Storicità

 

uanti, pur di avere un qualche ruolo nel mondo, non esitano a sottomettersi ad autorità arbitrarie e inutili? Quanti si impegnano a legittimarle organizzando il pubblico consenso con la retorica del progresso inevitabile e dell’accelerazione programmata?

 

 

 

 

 

Ê più ciò che ci unisce o ciò che ci divide? Dipende dalle circostanze. Nell’esperienza ordinaria, quando non si oltrepassano i limiti dell’impiego, della famiglia e del vicinato i nostri comportamenti sono comuni e prevedibili. Nelle situazioni cruciali, quando è la nostra stessa esistenza ad essere messa in gioco, le differenze esplodono e diveniamo incomprensibili gli uni agli altri. All’improvviso diveniamo inermi di fronte ai capricci della vita e della morte. Contro queste eventualità la società si è da tempo vaccinata. La civiltà di massa si è proposta di eliminare metodicamente la diversità  e di imporre l’uniformità.

 

 

L’ironia è un’arma micidiale nelle relazioni sociali.
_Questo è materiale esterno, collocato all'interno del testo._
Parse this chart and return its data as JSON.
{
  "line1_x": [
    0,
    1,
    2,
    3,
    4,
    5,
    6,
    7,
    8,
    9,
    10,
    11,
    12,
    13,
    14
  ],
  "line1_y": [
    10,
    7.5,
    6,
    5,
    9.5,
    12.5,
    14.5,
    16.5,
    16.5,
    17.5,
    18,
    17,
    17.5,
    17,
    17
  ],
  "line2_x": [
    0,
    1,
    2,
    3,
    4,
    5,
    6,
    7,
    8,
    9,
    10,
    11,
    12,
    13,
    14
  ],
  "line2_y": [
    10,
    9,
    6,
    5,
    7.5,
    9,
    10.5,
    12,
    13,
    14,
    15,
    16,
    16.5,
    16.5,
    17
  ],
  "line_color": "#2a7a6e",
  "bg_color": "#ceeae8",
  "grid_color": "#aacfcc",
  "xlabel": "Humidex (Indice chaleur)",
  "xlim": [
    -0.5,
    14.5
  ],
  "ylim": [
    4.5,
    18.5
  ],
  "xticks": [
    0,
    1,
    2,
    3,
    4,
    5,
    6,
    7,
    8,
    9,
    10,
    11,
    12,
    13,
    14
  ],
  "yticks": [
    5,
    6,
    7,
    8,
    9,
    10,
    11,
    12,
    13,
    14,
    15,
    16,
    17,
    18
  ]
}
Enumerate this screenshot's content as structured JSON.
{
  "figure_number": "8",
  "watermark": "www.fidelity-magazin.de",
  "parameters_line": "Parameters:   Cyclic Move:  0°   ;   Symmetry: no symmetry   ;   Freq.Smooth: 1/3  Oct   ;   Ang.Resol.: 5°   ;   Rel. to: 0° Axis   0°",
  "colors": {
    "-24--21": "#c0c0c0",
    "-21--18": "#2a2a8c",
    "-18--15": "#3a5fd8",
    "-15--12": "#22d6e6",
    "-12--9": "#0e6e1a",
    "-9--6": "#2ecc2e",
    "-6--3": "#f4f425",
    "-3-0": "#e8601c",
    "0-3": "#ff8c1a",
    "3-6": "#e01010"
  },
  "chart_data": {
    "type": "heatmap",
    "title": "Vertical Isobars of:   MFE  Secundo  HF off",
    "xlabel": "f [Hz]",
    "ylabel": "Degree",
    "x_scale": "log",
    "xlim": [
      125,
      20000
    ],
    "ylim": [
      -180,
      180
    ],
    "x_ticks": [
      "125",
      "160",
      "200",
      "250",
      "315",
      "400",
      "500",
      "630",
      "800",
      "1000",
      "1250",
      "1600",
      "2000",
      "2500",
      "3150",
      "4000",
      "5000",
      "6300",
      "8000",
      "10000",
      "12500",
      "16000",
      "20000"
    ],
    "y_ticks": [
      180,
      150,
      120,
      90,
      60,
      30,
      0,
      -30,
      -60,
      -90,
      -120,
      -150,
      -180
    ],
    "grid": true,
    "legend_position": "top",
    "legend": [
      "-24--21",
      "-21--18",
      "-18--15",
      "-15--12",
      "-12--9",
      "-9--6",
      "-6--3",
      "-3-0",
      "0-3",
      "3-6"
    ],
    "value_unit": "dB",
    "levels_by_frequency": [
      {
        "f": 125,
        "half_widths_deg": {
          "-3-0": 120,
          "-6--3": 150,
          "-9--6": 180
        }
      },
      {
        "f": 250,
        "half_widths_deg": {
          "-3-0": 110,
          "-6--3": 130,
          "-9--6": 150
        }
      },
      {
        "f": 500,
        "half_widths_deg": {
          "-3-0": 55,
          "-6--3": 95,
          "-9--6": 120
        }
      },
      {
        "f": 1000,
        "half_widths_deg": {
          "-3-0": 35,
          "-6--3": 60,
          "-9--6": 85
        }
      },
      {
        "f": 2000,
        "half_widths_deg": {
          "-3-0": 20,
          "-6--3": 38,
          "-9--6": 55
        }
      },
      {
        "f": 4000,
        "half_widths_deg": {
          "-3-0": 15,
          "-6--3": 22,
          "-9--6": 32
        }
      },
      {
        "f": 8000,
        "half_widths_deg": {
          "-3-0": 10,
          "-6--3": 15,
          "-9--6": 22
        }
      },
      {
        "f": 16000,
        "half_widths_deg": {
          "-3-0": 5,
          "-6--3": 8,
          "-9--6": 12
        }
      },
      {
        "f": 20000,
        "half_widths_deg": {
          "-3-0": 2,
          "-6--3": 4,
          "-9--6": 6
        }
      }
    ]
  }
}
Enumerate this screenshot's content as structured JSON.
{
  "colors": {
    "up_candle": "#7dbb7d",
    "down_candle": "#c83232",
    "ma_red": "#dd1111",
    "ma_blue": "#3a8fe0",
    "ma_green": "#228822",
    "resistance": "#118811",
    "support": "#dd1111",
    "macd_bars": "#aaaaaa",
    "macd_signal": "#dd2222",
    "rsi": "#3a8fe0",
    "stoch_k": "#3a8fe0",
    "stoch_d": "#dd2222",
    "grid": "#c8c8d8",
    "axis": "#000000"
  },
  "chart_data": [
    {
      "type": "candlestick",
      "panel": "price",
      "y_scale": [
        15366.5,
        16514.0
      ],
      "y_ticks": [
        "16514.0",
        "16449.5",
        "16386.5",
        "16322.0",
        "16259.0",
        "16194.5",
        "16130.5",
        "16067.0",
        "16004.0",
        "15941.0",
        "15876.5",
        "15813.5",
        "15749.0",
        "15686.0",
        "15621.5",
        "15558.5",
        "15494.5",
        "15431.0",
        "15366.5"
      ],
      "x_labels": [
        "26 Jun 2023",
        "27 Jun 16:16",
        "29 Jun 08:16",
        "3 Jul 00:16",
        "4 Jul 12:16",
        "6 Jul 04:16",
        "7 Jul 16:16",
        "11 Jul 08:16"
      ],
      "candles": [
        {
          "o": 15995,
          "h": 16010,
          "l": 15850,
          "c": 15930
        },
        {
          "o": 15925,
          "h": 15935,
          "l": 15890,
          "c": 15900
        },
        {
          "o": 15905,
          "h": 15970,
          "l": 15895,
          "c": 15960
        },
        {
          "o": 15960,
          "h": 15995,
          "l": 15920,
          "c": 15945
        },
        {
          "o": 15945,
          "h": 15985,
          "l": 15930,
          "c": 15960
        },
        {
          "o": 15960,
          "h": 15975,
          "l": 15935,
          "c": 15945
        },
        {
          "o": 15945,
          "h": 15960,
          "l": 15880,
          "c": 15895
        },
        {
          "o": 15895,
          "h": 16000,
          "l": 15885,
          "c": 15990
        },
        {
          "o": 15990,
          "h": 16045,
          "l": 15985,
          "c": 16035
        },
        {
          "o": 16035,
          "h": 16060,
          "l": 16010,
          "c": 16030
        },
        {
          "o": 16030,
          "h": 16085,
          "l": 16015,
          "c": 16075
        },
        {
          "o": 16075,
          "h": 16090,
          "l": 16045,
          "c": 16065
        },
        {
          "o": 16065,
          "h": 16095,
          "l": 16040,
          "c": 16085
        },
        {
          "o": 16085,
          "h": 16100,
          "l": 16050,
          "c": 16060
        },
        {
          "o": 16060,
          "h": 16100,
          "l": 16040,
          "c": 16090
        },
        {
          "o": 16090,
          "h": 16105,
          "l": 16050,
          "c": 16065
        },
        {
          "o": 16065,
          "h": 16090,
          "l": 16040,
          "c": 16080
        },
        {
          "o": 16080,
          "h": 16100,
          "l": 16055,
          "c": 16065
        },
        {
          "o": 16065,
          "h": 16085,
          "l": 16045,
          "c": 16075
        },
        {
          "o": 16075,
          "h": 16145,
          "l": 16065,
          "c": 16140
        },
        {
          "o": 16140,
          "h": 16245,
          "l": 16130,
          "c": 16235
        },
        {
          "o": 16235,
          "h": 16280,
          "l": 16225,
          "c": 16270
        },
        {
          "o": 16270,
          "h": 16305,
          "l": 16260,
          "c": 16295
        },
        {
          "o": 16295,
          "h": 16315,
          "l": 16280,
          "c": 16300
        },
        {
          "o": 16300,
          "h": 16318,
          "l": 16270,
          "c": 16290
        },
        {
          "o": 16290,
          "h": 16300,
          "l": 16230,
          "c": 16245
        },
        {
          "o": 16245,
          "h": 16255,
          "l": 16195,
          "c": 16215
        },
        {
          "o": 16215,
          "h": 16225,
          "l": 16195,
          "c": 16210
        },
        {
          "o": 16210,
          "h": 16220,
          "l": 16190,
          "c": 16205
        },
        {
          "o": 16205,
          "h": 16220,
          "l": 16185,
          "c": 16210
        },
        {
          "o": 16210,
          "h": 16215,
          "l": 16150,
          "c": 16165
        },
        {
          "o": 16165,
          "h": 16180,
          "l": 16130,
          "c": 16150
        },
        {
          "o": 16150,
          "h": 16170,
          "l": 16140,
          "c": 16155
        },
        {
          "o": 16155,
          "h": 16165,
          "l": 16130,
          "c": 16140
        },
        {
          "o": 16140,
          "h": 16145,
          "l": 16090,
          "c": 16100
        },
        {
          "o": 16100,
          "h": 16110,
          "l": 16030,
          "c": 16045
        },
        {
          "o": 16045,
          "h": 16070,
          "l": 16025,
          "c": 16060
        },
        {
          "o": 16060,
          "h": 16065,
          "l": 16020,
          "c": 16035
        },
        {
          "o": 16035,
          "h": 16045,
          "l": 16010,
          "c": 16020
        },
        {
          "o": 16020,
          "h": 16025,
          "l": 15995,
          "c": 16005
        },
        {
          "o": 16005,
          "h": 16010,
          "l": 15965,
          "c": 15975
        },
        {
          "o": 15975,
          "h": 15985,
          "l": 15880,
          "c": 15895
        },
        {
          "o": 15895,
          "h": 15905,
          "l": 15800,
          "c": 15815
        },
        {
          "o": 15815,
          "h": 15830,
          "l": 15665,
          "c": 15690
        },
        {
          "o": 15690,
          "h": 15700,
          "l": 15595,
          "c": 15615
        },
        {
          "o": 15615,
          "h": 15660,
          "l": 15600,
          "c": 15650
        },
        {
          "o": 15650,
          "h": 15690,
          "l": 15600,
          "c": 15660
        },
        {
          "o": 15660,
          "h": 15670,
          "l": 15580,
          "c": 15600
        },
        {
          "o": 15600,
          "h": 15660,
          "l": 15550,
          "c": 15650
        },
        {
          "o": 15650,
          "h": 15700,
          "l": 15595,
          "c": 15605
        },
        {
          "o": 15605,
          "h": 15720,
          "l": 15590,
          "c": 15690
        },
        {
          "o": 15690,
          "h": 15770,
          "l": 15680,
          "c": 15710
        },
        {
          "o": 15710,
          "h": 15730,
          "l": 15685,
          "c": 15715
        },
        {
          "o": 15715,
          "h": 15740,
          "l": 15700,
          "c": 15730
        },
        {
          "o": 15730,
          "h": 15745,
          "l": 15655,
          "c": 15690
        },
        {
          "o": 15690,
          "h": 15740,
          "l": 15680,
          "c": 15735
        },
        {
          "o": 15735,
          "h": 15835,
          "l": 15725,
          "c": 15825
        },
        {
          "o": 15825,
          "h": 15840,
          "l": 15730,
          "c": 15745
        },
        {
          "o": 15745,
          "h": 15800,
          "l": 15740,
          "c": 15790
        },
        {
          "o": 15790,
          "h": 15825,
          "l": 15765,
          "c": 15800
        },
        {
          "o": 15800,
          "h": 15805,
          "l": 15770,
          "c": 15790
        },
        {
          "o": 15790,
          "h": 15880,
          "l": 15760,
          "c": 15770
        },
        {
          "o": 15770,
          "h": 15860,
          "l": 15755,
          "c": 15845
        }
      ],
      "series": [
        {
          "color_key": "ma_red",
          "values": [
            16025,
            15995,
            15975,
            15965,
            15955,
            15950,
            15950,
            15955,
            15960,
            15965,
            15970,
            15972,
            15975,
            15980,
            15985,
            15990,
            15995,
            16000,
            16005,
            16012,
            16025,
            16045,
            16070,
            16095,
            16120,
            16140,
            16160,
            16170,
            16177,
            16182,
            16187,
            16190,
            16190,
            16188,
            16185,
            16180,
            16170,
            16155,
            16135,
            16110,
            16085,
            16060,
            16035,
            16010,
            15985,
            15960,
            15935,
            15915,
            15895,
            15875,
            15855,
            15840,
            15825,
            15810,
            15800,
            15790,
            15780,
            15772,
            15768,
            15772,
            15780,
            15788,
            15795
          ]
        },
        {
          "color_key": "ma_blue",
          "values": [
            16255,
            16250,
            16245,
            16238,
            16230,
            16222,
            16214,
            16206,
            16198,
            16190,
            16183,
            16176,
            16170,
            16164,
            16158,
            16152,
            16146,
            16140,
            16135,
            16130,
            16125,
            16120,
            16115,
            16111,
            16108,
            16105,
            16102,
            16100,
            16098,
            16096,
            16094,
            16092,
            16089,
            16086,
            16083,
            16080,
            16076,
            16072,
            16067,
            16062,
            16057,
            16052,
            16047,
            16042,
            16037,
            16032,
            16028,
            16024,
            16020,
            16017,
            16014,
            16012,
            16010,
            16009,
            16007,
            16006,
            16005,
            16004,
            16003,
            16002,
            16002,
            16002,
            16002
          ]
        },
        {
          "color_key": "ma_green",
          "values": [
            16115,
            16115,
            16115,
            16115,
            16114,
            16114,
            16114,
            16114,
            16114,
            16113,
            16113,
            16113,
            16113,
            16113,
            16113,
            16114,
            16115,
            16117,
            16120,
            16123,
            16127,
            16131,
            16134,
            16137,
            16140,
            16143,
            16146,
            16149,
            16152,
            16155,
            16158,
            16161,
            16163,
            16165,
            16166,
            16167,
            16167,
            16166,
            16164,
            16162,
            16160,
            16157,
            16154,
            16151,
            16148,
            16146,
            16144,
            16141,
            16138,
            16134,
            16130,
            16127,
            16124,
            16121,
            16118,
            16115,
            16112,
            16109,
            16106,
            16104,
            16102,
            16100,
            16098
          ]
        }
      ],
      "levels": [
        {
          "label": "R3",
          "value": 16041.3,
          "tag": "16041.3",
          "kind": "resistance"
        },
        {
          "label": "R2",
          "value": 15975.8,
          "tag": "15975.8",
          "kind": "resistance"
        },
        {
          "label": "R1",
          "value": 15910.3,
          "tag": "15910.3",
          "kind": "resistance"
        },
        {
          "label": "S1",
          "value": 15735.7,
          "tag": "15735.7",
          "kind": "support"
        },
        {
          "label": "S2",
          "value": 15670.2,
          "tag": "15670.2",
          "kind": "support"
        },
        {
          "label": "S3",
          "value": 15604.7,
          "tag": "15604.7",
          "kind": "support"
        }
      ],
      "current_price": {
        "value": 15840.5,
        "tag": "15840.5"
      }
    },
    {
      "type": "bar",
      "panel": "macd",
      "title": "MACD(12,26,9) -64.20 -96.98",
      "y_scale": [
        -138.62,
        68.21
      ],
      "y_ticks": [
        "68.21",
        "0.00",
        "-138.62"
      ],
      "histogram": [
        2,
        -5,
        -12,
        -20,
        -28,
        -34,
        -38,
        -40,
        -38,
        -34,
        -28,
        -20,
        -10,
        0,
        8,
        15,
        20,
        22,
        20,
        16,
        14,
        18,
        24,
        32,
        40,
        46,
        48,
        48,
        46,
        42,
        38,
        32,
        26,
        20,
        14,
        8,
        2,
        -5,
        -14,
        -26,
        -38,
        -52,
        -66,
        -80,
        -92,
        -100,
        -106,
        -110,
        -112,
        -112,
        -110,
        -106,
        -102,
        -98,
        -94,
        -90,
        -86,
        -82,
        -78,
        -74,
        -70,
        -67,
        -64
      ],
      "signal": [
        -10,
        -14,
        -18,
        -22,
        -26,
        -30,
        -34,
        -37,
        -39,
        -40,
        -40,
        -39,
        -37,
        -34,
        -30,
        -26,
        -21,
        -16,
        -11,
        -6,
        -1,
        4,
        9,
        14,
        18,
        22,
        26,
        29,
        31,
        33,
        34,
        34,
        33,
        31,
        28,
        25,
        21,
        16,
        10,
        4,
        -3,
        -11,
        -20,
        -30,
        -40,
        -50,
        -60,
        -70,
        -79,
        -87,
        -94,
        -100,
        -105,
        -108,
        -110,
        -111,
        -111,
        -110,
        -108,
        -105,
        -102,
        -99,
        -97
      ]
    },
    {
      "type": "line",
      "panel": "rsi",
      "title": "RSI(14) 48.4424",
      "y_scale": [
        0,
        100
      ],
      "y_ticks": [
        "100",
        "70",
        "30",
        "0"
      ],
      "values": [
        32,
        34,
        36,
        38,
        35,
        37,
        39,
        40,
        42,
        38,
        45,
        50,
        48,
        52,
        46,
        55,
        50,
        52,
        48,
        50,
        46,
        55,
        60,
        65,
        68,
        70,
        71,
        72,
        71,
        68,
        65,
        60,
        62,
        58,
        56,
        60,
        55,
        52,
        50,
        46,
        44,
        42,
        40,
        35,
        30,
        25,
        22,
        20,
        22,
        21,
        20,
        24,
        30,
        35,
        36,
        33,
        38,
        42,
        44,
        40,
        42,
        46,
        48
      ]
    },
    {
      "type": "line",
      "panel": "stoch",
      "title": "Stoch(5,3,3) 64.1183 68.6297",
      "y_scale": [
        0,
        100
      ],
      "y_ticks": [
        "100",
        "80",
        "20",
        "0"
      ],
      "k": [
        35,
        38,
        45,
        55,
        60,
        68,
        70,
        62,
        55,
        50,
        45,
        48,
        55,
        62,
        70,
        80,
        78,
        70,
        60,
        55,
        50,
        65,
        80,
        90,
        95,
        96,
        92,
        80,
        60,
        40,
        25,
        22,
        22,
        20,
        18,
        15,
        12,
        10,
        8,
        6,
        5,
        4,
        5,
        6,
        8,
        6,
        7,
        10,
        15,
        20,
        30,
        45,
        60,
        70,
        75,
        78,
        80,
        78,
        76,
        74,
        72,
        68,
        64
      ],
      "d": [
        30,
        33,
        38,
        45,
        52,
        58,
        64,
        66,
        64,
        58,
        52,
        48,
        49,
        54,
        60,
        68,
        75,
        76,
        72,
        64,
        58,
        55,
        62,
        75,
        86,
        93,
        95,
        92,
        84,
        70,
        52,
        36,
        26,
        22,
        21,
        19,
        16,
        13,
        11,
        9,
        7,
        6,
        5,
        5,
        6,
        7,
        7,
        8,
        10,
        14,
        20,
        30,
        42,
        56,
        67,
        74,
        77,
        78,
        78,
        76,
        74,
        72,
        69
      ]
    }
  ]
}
Chi sa pronunciare l’ultima parola, sommergere nel ridicolo l’ostentata sicurezza dell’interlocutore, riduce al silenzio il suo avversario, lo demolisce con una “guerra-lampo”. Opponendo obiezione ad obiezione si potrebbe prolungare la disputa per ore e ore; pronunciando al momento opportuno la battuta giusta, a cui  è difficile replicare, si esce subito vincitori.

 

Per l’utopista il male lavora, suo malgrado, in favore del bene, il sacrificio fa scattare la ricompensa. Nella sua “demenza storica” immagina la transizione miracolosa in una società diretta dall’intelligenza collettiva.

 

L’esistenza non viene scelta, ma viene imposta. Già questo fatto dovrebbe costituire un limite insormontabile alla libertà e alla felicità.

 

Quarant’anni fa , in un ambiente plagiato dalla mitologia modernista, tutto diventava “rivoluzionario”: dall’esperienza amorosa, all’espressione letteraria. Oggi, dopo le smentite delle profezie storicistiche, si attendono soltanto rivoluzioni tecnologiche, come estrema possibilità di salvezza per uomini che non impareranno mai a rinunciare ai miracoli.

 

L’atteggiamento storicistico vuole stringere il passato nella gabbia del divenire, riducendolo a un processo che si può facilmente comprimere in formule generali considerate sistematiche e definitive. Vuole classificare ogni evento come un gradino nella scala di un progresso indefinito.

 

Alla nascita di un bambino tutti i conoscenti si complimentano con i genitori. Eppure non c’è nulla di cui possano vantarsi. Hanno lasciato che la natura seguisse il suo corso.

 

I più brillanti giornalisti, i più abili comunicatori non fanno altro che stendere un omaggio alla normalità, adulando l’uomo comune, assecondando le sue “innocenti” passioni. Le aspirazioni ristagnano nei limiti di una mediocre esistenza: famiglia, figli, casa, lavoro, cronaca, attualità, magari qualche amore furtivo per distrarsi e una speranza totalitaria: vincere al superenalotto.